Doug fir should take the same color stain and come close.
You'll want to seal the Doug fir first w/a wash coat of Zinsser Seal Coat.
I'd suggest one part Seal Coat to two parts denatured alcohol.

Here's an after and before of the last one I did.
~ 60 year old neglected red oak floor.
Sanded - stained (no sealer for the red oak) - a coat of Seal Coat to "lock in" the oil, sanded, vac'ed & tack ragged, another coat of Seal Coat in case I sanded through anywhere, sanded, vac'ed and tack ragged, first coat of Water based floor poly, sanded, vac'ed (no tack rag for this step and the rest of the water poly), 2nd coat of ploy, sanded, vac'ed, 3rd coat of poly, sanded, vac'ed, 4th coat of poly.

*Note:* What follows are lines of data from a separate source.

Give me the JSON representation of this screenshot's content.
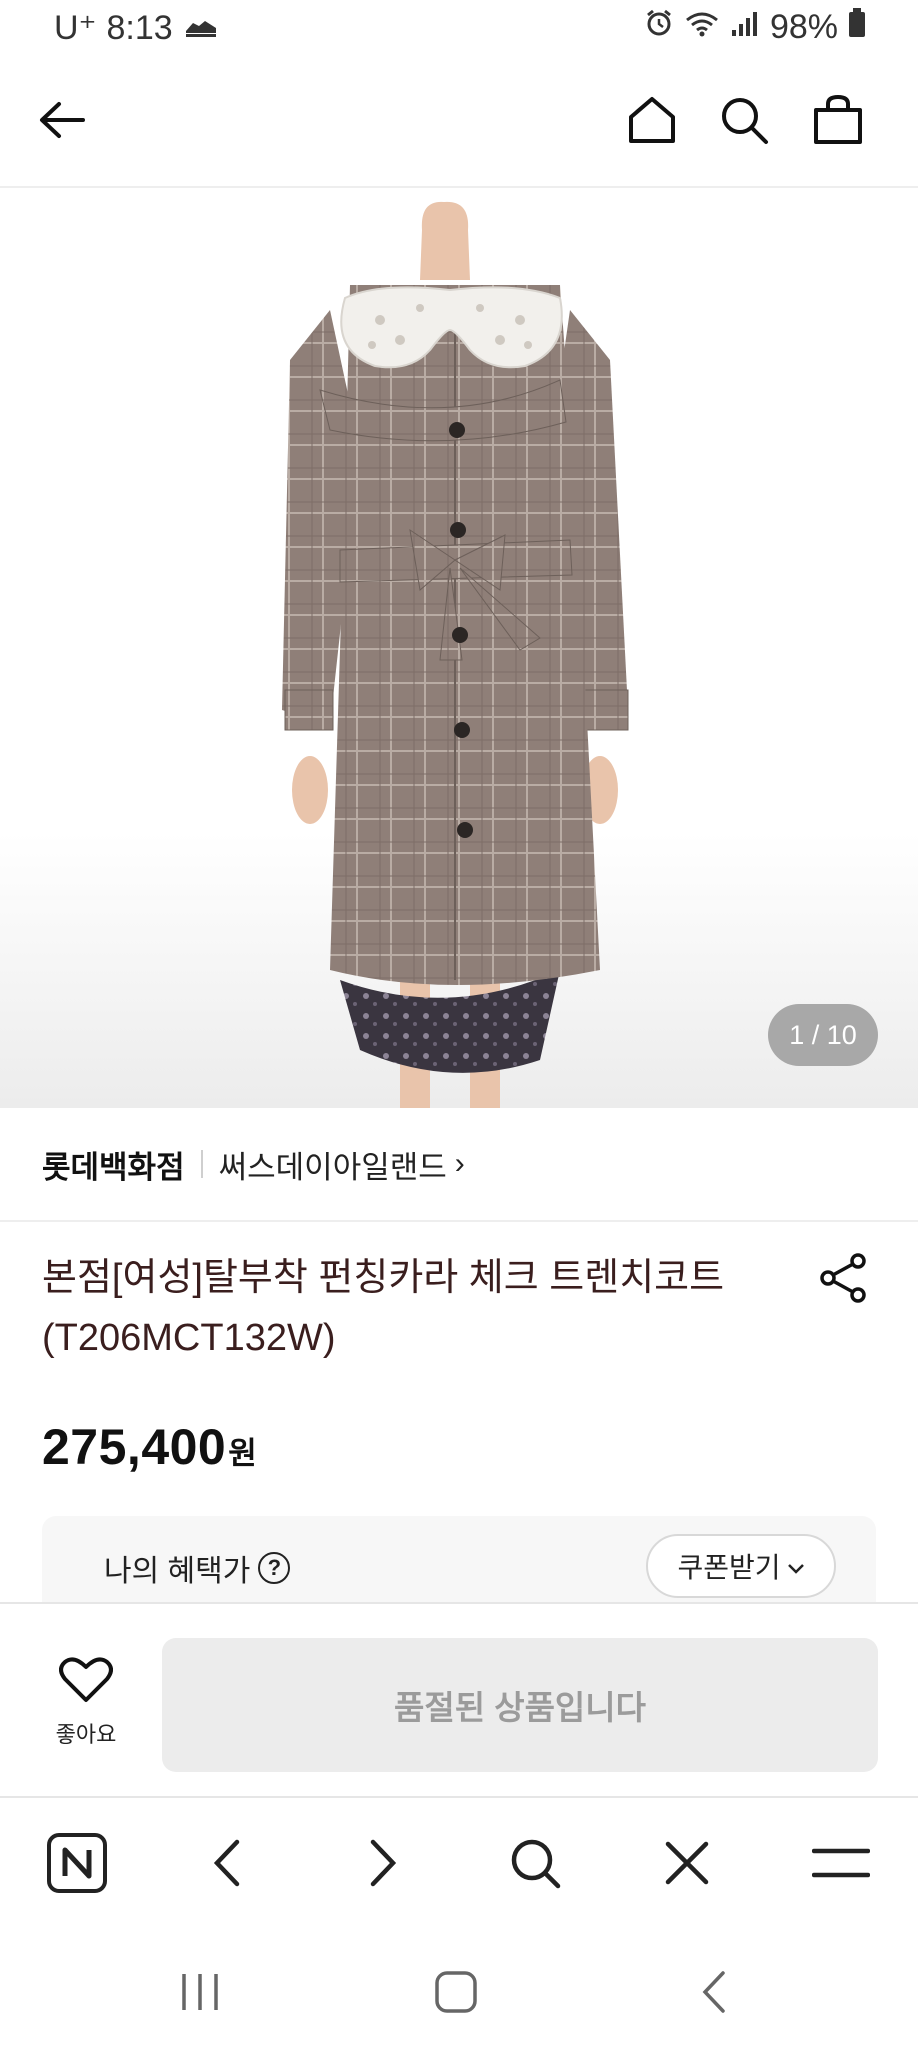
{
  "status_bar": {
    "carrier": "U⁺",
    "time": "8:13",
    "battery": "98%"
  },
  "icons": {
    "back": "back-arrow-icon",
    "home": "home-icon",
    "search": "search-icon",
    "cart": "shopping-bag-icon",
    "share": "share-icon",
    "like": "heart-icon"
  },
  "product_image": {
    "counter": "1 / 10"
  },
  "brand": {
    "store": "롯데백화점",
    "name": "써스데이아일랜드",
    "chevron": "›"
  },
  "product": {
    "title_line1": "본점[여성]탈부착 펀칭카라 체크 트렌치코트",
    "title_line2": "(T206MCT132W)",
    "price": "275,400",
    "price_unit": "원"
  },
  "benefit": {
    "label": "나의 혜택가",
    "help": "?",
    "coupon_button": "쿠폰받기"
  },
  "actions": {
    "like_label": "좋아요",
    "soldout_label": "품절된 상품입니다"
  },
  "colors": {
    "title": "#3a1e1e",
    "soldout_bg": "#ececec",
    "soldout_text": "#9b9b9b"
  }
}
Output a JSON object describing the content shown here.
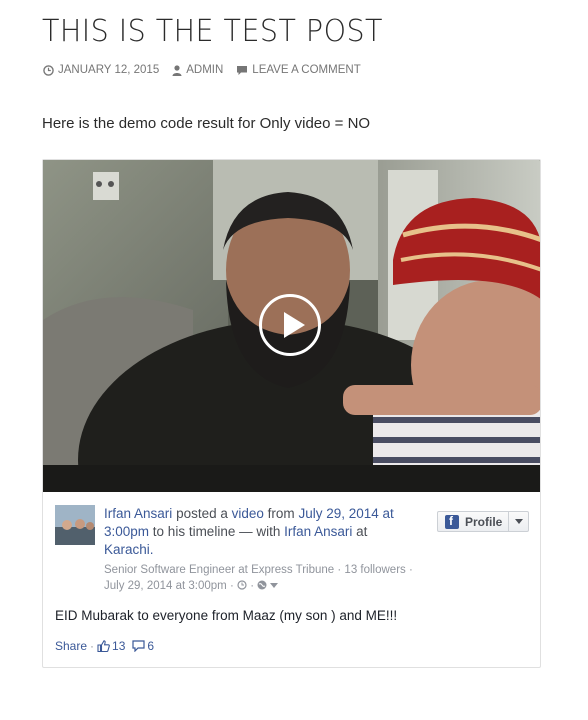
{
  "post": {
    "title": "THIS IS THE TEST POST",
    "meta": {
      "date": "JANUARY 12, 2015",
      "author": "ADMIN",
      "comment_link": "LEAVE A COMMENT"
    },
    "intro": "Here is the demo code  result for Only video = NO"
  },
  "embed": {
    "author_name": "Irfan Ansari",
    "posted_text": "posted a",
    "video_link": "video",
    "from_text": "from",
    "date_link": "July 29, 2014 at 3:00pm",
    "timeline_text": "to his timeline — with",
    "tagged_name": "Irfan Ansari",
    "at_text": "at",
    "place": "Karachi.",
    "job_title": "Senior Software Engineer",
    "job_at": "at",
    "company": "Express Tribune",
    "followers": "13 followers",
    "timestamp": "July 29, 2014 at 3:00pm",
    "profile_button": "Profile",
    "message": "EID Mubarak to everyone from Maaz (my son ) and ME!!!",
    "share_label": "Share",
    "likes": "13",
    "comments": "6",
    "brand_color": "#3b5998"
  }
}
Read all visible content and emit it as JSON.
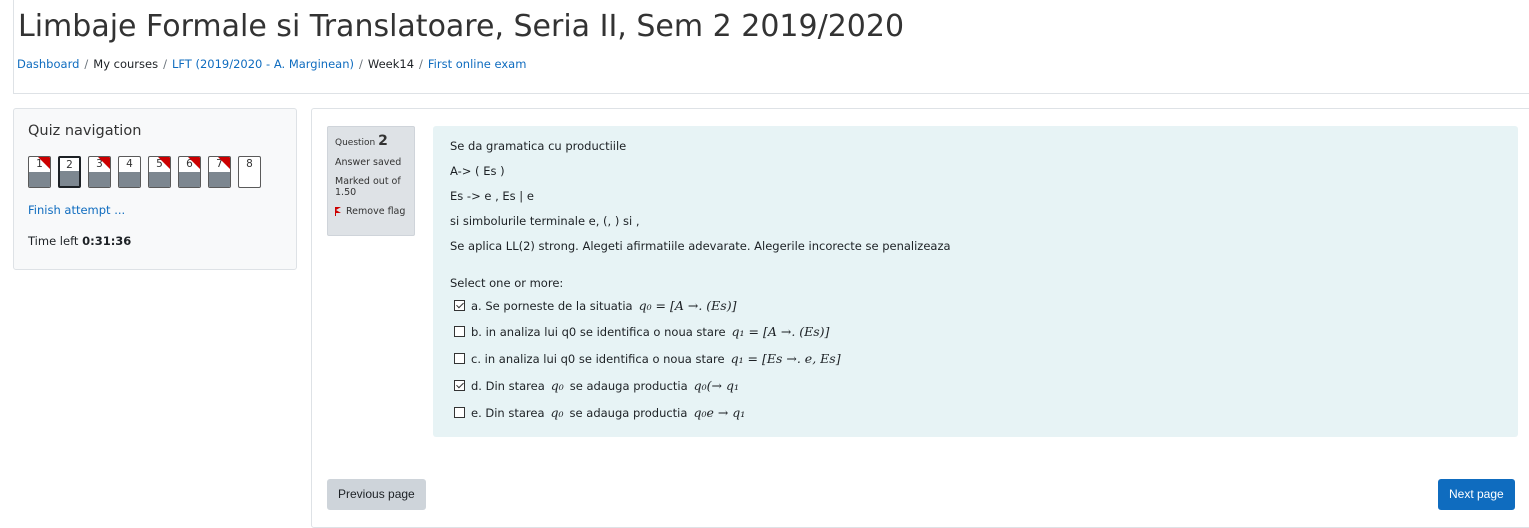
{
  "page": {
    "title": "Limbaje Formale si Translatoare, Seria II, Sem 2 2019/2020"
  },
  "breadcrumb": [
    {
      "label": "Dashboard",
      "link": true
    },
    {
      "label": "My courses",
      "link": false
    },
    {
      "label": "LFT (2019/2020 - A. Marginean)",
      "link": true
    },
    {
      "label": "Week14",
      "link": false
    },
    {
      "label": "First online exam",
      "link": true
    }
  ],
  "quiz_nav": {
    "heading": "Quiz navigation",
    "questions": [
      {
        "num": "1",
        "answered": true,
        "flagged": true,
        "current": false
      },
      {
        "num": "2",
        "answered": true,
        "flagged": false,
        "current": true
      },
      {
        "num": "3",
        "answered": true,
        "flagged": true,
        "current": false
      },
      {
        "num": "4",
        "answered": true,
        "flagged": false,
        "current": false
      },
      {
        "num": "5",
        "answered": true,
        "flagged": true,
        "current": false
      },
      {
        "num": "6",
        "answered": true,
        "flagged": true,
        "current": false
      },
      {
        "num": "7",
        "answered": true,
        "flagged": true,
        "current": false
      },
      {
        "num": "8",
        "answered": false,
        "flagged": false,
        "current": false
      }
    ],
    "finish_label": "Finish attempt ...",
    "time_left_label": "Time left",
    "time_left_value": "0:31:36"
  },
  "question_info": {
    "label": "Question",
    "number": "2",
    "state": "Answer saved",
    "marked_out_of": "Marked out of 1.50",
    "flag_label": "Remove flag",
    "flag_color": "#cc0000"
  },
  "question": {
    "lines": [
      "Se da gramatica cu productiile",
      "A-> ( Es )",
      "Es -> e , Es | e",
      "si simbolurile terminale e, (, ) si ,",
      "Se aplica LL(2) strong. Alegeti afirmatiile adevarate. Alegerile incorecte se penalizeaza"
    ],
    "prompt": "Select one or more:",
    "answers": [
      {
        "text": "a. Se porneste de la situatia",
        "formula": "q₀ = [A →. (Es)]",
        "checked": true
      },
      {
        "text": "b. in analiza lui q0 se identifica o noua stare",
        "formula": "q₁ = [A →. (Es)]",
        "checked": false
      },
      {
        "text": "c. in analiza lui q0 se identifica o noua stare",
        "formula": "q₁ = [Es →. e, Es]",
        "checked": false
      },
      {
        "text": "d. Din starea",
        "formula": "q₀",
        "text2": "se adauga productia",
        "formula2": "q₀(→ q₁",
        "checked": true
      },
      {
        "text": "e. Din starea",
        "formula": "q₀",
        "text2": "se adauga productia",
        "formula2": "q₀e → q₁",
        "checked": false
      }
    ],
    "background": "#e7f3f5"
  },
  "buttons": {
    "previous": "Previous page",
    "next": "Next page"
  },
  "colors": {
    "link": "#0f6cbf",
    "primary_button": "#0f6cbf",
    "flag": "#cc0000"
  }
}
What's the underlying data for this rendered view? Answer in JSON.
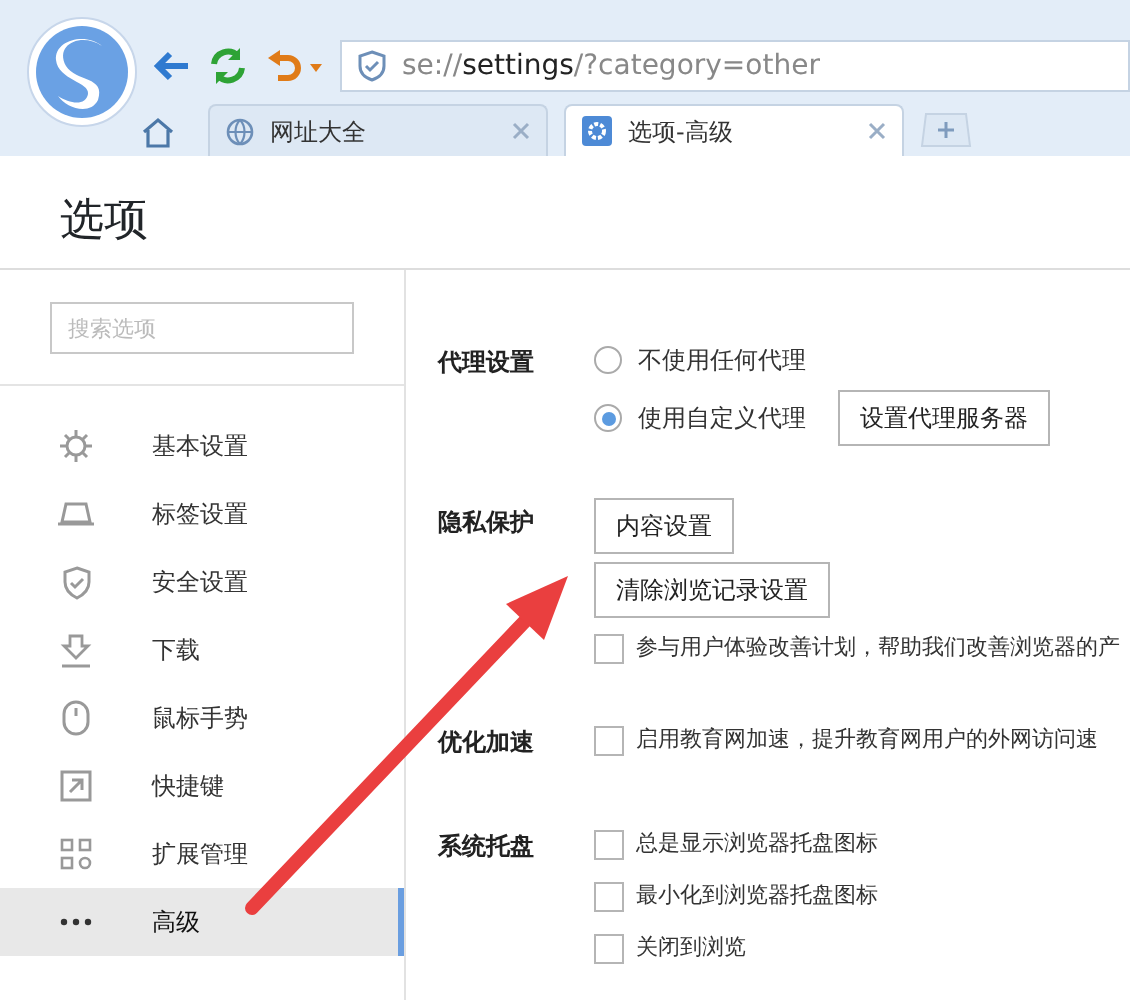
{
  "address_bar": {
    "scheme": "se://",
    "host": "settings",
    "path": "/?category=other"
  },
  "tabs": [
    {
      "label": "网址大全",
      "selected": false
    },
    {
      "label": "选项-高级",
      "selected": true
    }
  ],
  "page_title": "选项",
  "search": {
    "placeholder": "搜索选项"
  },
  "sidebar": {
    "items": [
      {
        "label": "基本设置",
        "selected": false
      },
      {
        "label": "标签设置",
        "selected": false
      },
      {
        "label": "安全设置",
        "selected": false
      },
      {
        "label": "下载",
        "selected": false
      },
      {
        "label": "鼠标手势",
        "selected": false
      },
      {
        "label": "快捷键",
        "selected": false
      },
      {
        "label": "扩展管理",
        "selected": false
      },
      {
        "label": "高级",
        "selected": true
      }
    ]
  },
  "sections": [
    {
      "label": "代理设置",
      "rows": [
        [
          {
            "kind": "radio",
            "label": "不使用任何代理",
            "selected": false
          }
        ],
        [
          {
            "kind": "radio",
            "label": "使用自定义代理",
            "selected": true
          },
          {
            "kind": "button",
            "label": "设置代理服务器"
          }
        ]
      ]
    },
    {
      "label": "隐私保护",
      "rows": [
        [
          {
            "kind": "button",
            "label": "内容设置"
          }
        ],
        [
          {
            "kind": "button",
            "label": "清除浏览记录设置"
          }
        ],
        [
          {
            "kind": "checkbox",
            "label": "参与用户体验改善计划，帮助我们改善浏览器的产",
            "checked": false
          }
        ]
      ]
    },
    {
      "label": "优化加速",
      "rows": [
        [
          {
            "kind": "checkbox",
            "label": "启用教育网加速，提升教育网用户的外网访问速",
            "checked": false
          }
        ]
      ]
    },
    {
      "label": "系统托盘",
      "rows": [
        [
          {
            "kind": "checkbox",
            "label": "总是显示浏览器托盘图标",
            "checked": false
          }
        ],
        [
          {
            "kind": "checkbox",
            "label": "最小化到浏览器托盘图标",
            "checked": false
          }
        ],
        [
          {
            "kind": "checkbox",
            "label": "关闭到浏览",
            "checked": false
          }
        ]
      ]
    }
  ]
}
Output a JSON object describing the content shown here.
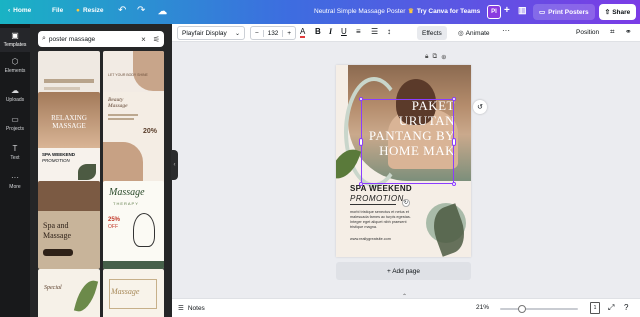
{
  "topbar": {
    "home": "Home",
    "file": "File",
    "resize": "Resize",
    "title": "Neutral Simple Massage Poster",
    "try_teams": "Try Canva for Teams",
    "avatar_initials": "PI",
    "print": "Print Posters",
    "share": "Share"
  },
  "rail": {
    "items": [
      {
        "label": "Templates",
        "icon": "layout-icon"
      },
      {
        "label": "Elements",
        "icon": "shapes-icon"
      },
      {
        "label": "Uploads",
        "icon": "cloud-upload-icon"
      },
      {
        "label": "Projects",
        "icon": "folder-icon"
      },
      {
        "label": "Text",
        "icon": "text-icon"
      },
      {
        "label": "More",
        "icon": "more-dots-icon"
      }
    ]
  },
  "search": {
    "value": "poster massage"
  },
  "thumbs": {
    "b_text": "LET YOUR BODY SHINE",
    "c_title": "RELAXING MASSAGE",
    "c_sub1": "SPA WEEKEND",
    "c_sub2": "PROMOTION",
    "d_title": "Beauty Massage",
    "d_pct": "20%",
    "e_t1": "Spa and",
    "e_t2": "Massage",
    "f_t1": "Massage",
    "f_t2": "THERAPY",
    "f_pct": "25%",
    "f_off": "OFF",
    "g_t1": "Special",
    "h_t1": "Massage"
  },
  "toolbar": {
    "font": "Playfair Display",
    "minus": "−",
    "size": "132",
    "plus": "+",
    "effects": "Effects",
    "animate": "Animate",
    "position": "Position"
  },
  "poster": {
    "headline_lines": [
      "PAKET",
      "URUTAN",
      "PANTANG BY",
      "HOME MAK"
    ],
    "spa_title": "SPA WEEKEND",
    "spa_promo": "PROMOTION",
    "body": "morbi tristique senectus et netus et malesuada fames ac turpis egestas. Integer eget aliquet nibh praesent tristique magna.",
    "website": "www.reallygreatsite.com"
  },
  "canvas": {
    "add_page": "+ Add page"
  },
  "bottombar": {
    "notes": "Notes",
    "zoom": "21%",
    "zoom_fraction": 0.26,
    "page_count": "1"
  },
  "colors": {
    "accent": "#8b3dff",
    "rail_bg": "#18191b",
    "panel_bg": "#252627"
  }
}
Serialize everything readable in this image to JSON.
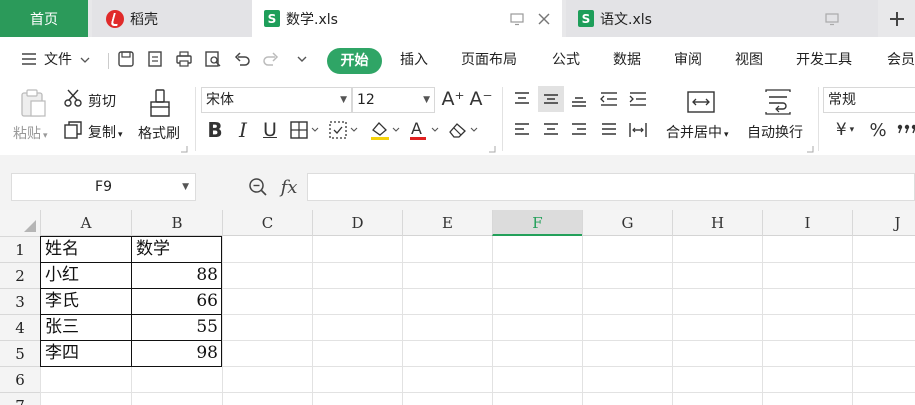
{
  "tabs": {
    "home": "首页",
    "daoke": "稻壳",
    "active_file": "数学.xls",
    "other_file": "语文.xls",
    "file_icon_letter": "S"
  },
  "menu": {
    "file_label": "文件",
    "items": [
      "开始",
      "插入",
      "页面布局",
      "公式",
      "数据",
      "审阅",
      "视图",
      "开发工具",
      "会员"
    ]
  },
  "ribbon": {
    "paste": "粘贴",
    "cut": "剪切",
    "copy": "复制",
    "format_painter": "格式刷",
    "font_name": "宋体",
    "font_size": "12",
    "merge_center": "合并居中",
    "auto_wrap": "自动换行",
    "number_format": "常规",
    "currency_symbol": "¥",
    "percent_symbol": "%",
    "grow_font": "A⁺",
    "shrink_font": "A⁻"
  },
  "formula_bar": {
    "cell_ref": "F9",
    "fx": "fx",
    "value": ""
  },
  "sheet": {
    "columns": [
      "A",
      "B",
      "C",
      "D",
      "E",
      "F",
      "G",
      "H",
      "I",
      "J"
    ],
    "active_column": "F",
    "rows": [
      "1",
      "2",
      "3",
      "4",
      "5",
      "6",
      "7"
    ],
    "header": [
      "姓名",
      "数学"
    ],
    "data": [
      {
        "name": "小红",
        "score": "88"
      },
      {
        "name": "李氏",
        "score": "66"
      },
      {
        "name": "张三",
        "score": "55"
      },
      {
        "name": "李四",
        "score": "98"
      }
    ]
  },
  "colors": {
    "accent": "#2fa566",
    "home_tab": "#2b9a5a",
    "daoke_logo": "#e02a2a",
    "highlight_fill": "#f5d20a",
    "font_color_red": "#e02020"
  }
}
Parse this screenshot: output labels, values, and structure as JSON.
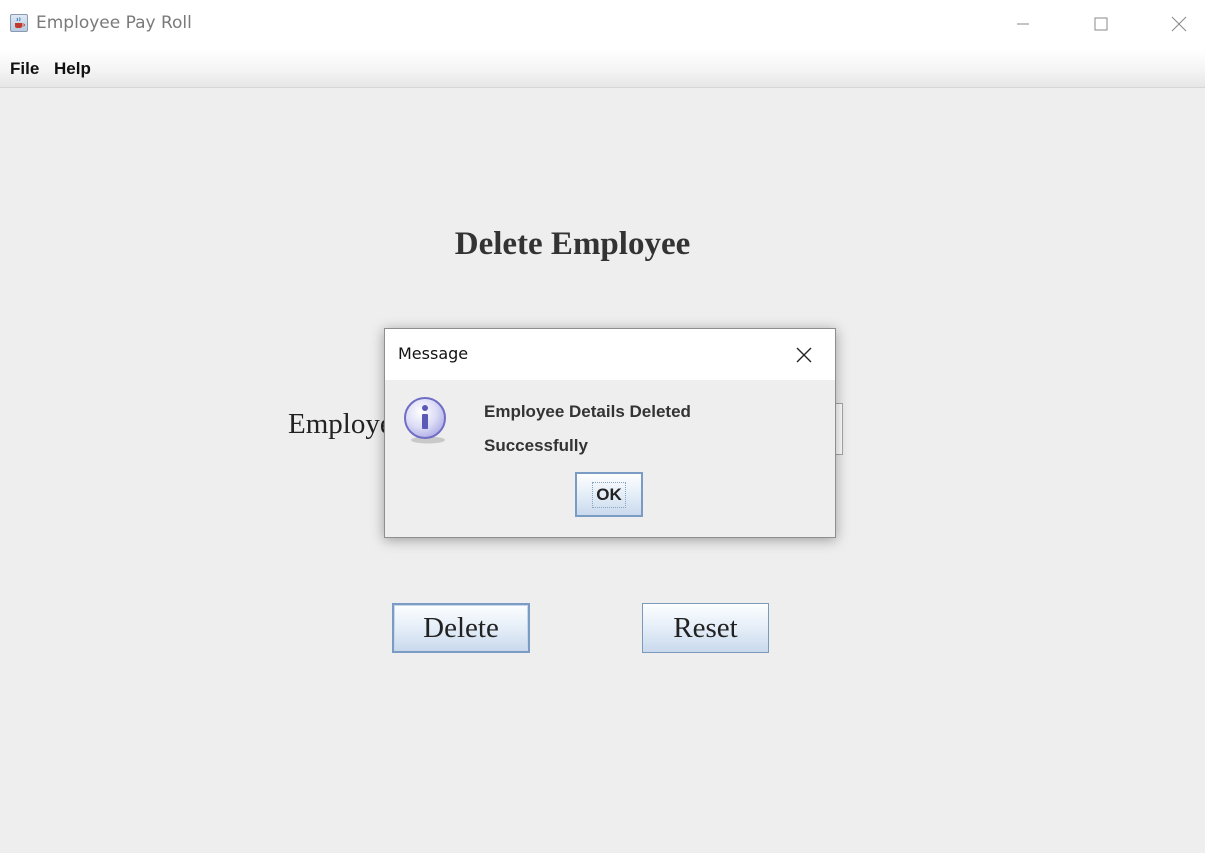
{
  "window": {
    "title": "Employee Pay Roll"
  },
  "menubar": {
    "items": [
      {
        "label": "File"
      },
      {
        "label": "Help"
      }
    ]
  },
  "form": {
    "heading": "Delete Employee",
    "employee_id_label": "Employee ID",
    "employee_id_value": "",
    "delete_label": "Delete",
    "reset_label": "Reset"
  },
  "dialog": {
    "title": "Message",
    "message_line1": "Employee Details Deleted",
    "message_line2": "Successfully",
    "ok_label": "OK",
    "icon": "info-icon"
  },
  "icons": {
    "app": "java-cup-icon",
    "minimize": "minimize-icon",
    "maximize": "maximize-icon",
    "close": "close-icon",
    "dialog_close": "close-icon",
    "dialog_info": "info-icon"
  },
  "colors": {
    "window_bg": "#eeeeee",
    "button_border": "#7a9cc4",
    "info_icon": "#8f8ed8"
  }
}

Dry time between coats of floor poly was no less than 6 and no more than 12.
Pick your product very carefully here. I was in a time crunch and had to put the poly on mid week.
Sanding floors on your hand and knees @ 3:00am - after working the entire day before and getting ~ 3 hours sleep,,,,and knowing that once you finish putting on the poly, you'll have to rush to get ready for work at 8:00 - is a killer.

188521.188520

Floors aren't at all tough to do. It's the sheer size of the undertaking that's intimidating.
Just keep the basics in mind. Sand light & always with the grain. I sanded the first coat of Seal Coat by hand using a drywall sander and 220A. The U-Sand (pictured) left some very slight swirls. The hand sanding got them out.
I used a ROS for the second coat.

Follow the dry times on the containers of the materials you use - to -the - letter.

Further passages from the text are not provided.